La Ley de la Vida

vida-muerteMuerte. ¿No es la muerte la vida en un sentido?

Todos nacemos en algún punto de la línea de tiempo del planeta Tierra, y en algún punto, todos morimos. Algunos mueren recién nacidos, algunos mueren a temprana edad, algunos mueren durante la adultez, algunos viven una larga vida y mueren de viejos, algunos mueren en accidentes, algunos mueren de enfermedades terminales, algunos mueren mientras duermen, algunos mueren dejando un gran legado para la humanidad. Pero una cosa es cierta, todos morimos. Yo lo llamo la Ley de la Vida. Al igual que la ley de la gravedad, todo lo que sube tiene que bajar, la ley de la vida dice que todo lo que nace debe morir también.

Y lo sabemos. Puede que no sepamos cuándo nuestro tiempo de dejar este mundo vendrá, pero sabemos que vendrá. Vendrá para nosotros, vendrá para la gente que amamos, y vendrá para la gente que no amamos tanto. Y aún así, la muerte logra atraparnos desprevenidos, se las arregla para hacernos sentir un profundo dolor. Todavía no he experimentado cómo se siente perder a un ser querido, pero tengo la sensación de que nunca se puede estar completamente preparado para ello. No existe ninguna cantidad de preparación mental que nos permita prescindir de la parte de duelo.

Y cuando pienso en esto, de cuán conscientes estamos de la inevitabilidad de nuestra muerte y de nuestra incapacidad de adormecer el dolor que causa, sólo puedo concluir que no fuimos creados para morir.

En palabras de C.S. Lewis, “la explicación más probable es que [fuimos] hechos para otro mundo.” Un mundo en el que no morimos; donde la muerte no existe.

Y la muerte es vida en otro sentido; en el sentido en que la única manera de obtener la vida eterna e imperecedera es a través de la muerte. Es realmente una paradoja, porque tenemos que morir y mortificar la carne de pecado con la que nacemos cuando nacemos en este mundo.
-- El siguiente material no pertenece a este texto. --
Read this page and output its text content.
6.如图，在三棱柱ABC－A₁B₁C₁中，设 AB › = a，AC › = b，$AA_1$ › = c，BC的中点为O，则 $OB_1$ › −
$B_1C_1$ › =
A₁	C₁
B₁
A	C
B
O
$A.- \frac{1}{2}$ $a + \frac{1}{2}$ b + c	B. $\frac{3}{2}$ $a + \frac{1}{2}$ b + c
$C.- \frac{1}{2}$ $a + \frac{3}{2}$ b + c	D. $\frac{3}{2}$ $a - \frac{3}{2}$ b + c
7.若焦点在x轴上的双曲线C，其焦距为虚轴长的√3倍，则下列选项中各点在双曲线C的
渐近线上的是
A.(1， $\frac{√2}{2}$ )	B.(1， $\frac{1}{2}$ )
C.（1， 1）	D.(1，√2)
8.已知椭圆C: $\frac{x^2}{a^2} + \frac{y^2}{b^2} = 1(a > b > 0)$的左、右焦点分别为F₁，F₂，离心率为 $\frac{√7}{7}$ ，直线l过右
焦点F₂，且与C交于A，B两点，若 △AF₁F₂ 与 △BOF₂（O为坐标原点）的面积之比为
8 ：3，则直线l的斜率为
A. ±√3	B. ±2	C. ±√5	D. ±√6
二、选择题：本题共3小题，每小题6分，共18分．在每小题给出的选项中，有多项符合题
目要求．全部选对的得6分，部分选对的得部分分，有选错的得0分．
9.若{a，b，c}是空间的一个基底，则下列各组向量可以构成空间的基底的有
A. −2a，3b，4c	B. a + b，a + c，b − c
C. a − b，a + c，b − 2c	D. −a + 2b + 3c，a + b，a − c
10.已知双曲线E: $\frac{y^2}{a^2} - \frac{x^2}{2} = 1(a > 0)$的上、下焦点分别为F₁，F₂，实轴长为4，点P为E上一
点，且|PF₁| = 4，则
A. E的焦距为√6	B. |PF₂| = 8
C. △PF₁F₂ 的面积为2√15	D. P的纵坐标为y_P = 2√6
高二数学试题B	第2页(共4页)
Y esto sólo puede ser hecho a través de confiar en el sacrificio de Cristo en la cruz como rescate por nuestros pecados. Así que cuando morimos y nuestro cuerpo exhala su último aliento, podríamos estar muriendo a la vida en la Tierra, pero también se nos da la bienvenida a la vida eterna en el Cielo que Jesús está preparando para nosotros.

Y esta vida eterna que recibimos es sin muerte. Nunca más tendremos que dolernos por la muerte de un ser querido, y nunca más tendremos que dolernos por ninguna otra razón.

Podría dolernos el ver a un ser querido partir, pero tenemos la seguridad de que si ellos han puesto su esperanza en Jesús, han dejado atrás la vida de muerte para recibir la vida real. Y un día, si hemos puesto nuestra esperanza en Jesús, también seremos reunidos con ellos en la vida real, donde no hay muerte.